Явная нелепость всех этих домыслов привела Манфреда в чувство. Однако либо рассерженный тем, что крестьянин заметил сходство между шлемами и, таким образом, обнаружилось исчезновение шлема из церкви, либо желая пресечь всякие слухи, которые могло породить столь дерзкое предположение, Манфред во всеуслышание объявил, что молодой человек, бесспорно, является чернокнижником и что пока церковь не произведет дознания по делу, изобличенный чародей будет содержаться в заключении под этим самым шлемом. Он тут же приказал своим людям поднять шлем и поместить под него молодого человека, сказав при этом, что ему не будут доставлять пищу, ибо он сам сможет добыть ее себе при помощи своих сатанинских чар.

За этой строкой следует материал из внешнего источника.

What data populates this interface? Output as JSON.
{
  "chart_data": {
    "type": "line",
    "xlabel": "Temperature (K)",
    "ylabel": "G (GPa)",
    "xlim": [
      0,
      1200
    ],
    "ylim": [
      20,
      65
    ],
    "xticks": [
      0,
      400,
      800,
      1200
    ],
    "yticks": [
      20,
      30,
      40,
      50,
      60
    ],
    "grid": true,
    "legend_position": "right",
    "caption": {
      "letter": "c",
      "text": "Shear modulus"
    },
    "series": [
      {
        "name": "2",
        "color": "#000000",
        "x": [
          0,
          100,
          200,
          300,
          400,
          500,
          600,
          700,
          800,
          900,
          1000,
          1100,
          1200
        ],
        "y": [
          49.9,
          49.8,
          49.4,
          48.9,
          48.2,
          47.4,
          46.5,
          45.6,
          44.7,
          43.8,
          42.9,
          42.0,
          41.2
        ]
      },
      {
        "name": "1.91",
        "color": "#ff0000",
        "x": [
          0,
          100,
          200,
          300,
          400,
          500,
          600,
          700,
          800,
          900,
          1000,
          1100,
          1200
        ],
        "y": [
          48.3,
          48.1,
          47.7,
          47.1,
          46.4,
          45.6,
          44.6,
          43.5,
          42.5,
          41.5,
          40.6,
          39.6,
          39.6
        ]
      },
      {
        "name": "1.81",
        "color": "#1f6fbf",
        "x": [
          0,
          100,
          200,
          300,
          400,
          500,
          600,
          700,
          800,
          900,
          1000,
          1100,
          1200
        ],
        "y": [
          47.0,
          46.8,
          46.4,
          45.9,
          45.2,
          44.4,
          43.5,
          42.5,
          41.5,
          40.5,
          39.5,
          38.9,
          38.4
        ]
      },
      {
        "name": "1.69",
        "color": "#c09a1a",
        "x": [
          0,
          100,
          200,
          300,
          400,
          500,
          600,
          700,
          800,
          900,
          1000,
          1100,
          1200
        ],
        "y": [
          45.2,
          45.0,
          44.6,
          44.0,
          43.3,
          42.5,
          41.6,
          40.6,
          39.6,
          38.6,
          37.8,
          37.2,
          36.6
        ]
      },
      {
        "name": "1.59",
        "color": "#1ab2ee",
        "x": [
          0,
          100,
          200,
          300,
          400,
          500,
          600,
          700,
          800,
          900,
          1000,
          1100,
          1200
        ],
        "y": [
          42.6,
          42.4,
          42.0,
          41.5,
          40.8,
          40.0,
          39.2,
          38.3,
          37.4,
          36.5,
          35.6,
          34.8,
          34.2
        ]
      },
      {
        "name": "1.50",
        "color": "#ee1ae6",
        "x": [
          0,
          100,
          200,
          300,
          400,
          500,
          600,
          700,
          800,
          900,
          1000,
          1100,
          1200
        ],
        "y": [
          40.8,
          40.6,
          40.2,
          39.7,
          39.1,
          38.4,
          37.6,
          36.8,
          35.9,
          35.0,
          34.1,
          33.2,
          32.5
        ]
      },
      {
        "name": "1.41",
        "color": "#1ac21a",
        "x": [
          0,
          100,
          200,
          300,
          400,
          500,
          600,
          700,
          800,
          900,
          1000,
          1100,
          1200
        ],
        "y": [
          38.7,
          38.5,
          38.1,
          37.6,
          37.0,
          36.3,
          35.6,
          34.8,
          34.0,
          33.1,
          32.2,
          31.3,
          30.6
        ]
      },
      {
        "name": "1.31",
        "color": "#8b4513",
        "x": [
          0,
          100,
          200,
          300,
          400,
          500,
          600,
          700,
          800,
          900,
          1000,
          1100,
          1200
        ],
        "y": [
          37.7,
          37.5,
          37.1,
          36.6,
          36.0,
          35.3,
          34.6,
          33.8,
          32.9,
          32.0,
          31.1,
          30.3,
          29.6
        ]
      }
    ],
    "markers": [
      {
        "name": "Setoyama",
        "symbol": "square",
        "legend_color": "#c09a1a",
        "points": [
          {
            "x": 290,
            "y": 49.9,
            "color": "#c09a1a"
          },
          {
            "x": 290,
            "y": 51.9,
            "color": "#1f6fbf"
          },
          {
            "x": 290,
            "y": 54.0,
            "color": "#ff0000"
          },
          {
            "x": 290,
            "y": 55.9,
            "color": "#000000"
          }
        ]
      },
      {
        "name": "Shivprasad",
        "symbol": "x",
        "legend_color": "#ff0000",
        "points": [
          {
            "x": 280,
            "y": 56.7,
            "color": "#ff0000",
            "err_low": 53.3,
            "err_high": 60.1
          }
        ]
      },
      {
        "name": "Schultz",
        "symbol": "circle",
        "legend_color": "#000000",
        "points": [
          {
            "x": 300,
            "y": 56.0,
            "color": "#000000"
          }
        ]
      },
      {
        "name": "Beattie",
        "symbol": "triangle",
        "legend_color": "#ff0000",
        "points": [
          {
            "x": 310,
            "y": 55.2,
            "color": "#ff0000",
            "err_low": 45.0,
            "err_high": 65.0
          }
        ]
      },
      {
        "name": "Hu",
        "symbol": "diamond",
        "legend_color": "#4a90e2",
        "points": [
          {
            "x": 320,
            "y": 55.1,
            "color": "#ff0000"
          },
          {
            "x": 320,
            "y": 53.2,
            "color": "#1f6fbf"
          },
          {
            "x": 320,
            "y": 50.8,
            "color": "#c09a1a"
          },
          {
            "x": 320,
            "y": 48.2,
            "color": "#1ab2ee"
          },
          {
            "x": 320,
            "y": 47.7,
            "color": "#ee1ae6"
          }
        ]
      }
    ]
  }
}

Напрасно молодой человек упрашивал отменить этот нелепый приговор. Напрасно пытались друзья Манфреда отвратить его от этого дикого решения, для которого не было никаких причин. Большинство простонародья пришло в восторг от произнесенного их господином суда, в высшей степени справедливого, по их разумению, поскольку он карал кудесника тем же самым орудием, которое тот избрал для совершения своего злого дела; и ни у кого из этих людей даже не екнуло сердце при мысли, что юноша может умереть голодной смертью, ибо они и не предполагали такой возможности, будучи убеждены в том, что он, при помощи своего дьявольского искусства, с легкостью обеспечит себя пропитанием.
Поэтому распоряжение Манфреда было выполнено с большой готовностью и охотой, после чего, выставив у шлема стражу и строго наказав ей препятствовать всякой попытке передать узнику пищу, он подал своим друзьям и слугам знак расходиться, велел запереть наружные ворота, разрешив оставаться в замке только живущим в нем челядинцам, и удалился в свои покои.
Тем временем благодаря стараниям и заботам обеих молодых девушек княгиня Ипполита пришла в себя; она снова предалась своему горю, но среди бурных приступов отчаяния то и дело спрашивала о своем супруге и повелителе, хотела послать к нему слуг, что были при ней, и наконец упросила Матильду оставить ее и пойти утешать отца. Матильда, неизменно верная своему дочернему долгу, хотя и трепетала от страха перед суровостью Манфреда, повиновалась приказу матери; препоручив ее с тысячей предупреждений заботам Изабеллы, она осведомилась, где находится Манфред, на что ей было отвечено, что он удалился в свои покои и не велел никого допускать к себе. Предполагая, что отец погружен в свое горе, и опасаясь, что при виде единственного оставшегося в живых его детища слезы снова брызнут из его глаз, она колебалась, следует ли ей нарушать его печальное уединение; однако ее собственное беспокойство о нем и прямое повеление матери заставили ее отважиться на неповиновение приказу отца - дерзость, в которой она никогда не была повинна прежде. Робость, присущая ее кроткой натуре, остановила ее у входа в покои Манфреда. Стоя в нерешительности перед дверью, она слышала, как он, то быстрей, то медленней, ходит взад и вперед по комнате; такое состояние его духа только усилило ее дурные предчувствия. Однако она собиралась уже заявить о себе стуком и попросить разрешения войти, как вдруг Манфред сам отворил дверь, но в уме его царило смятение, а к тому же еще наступили сумерки, и он, не узнав Матильду, сердито спросил, кто его беспокоит.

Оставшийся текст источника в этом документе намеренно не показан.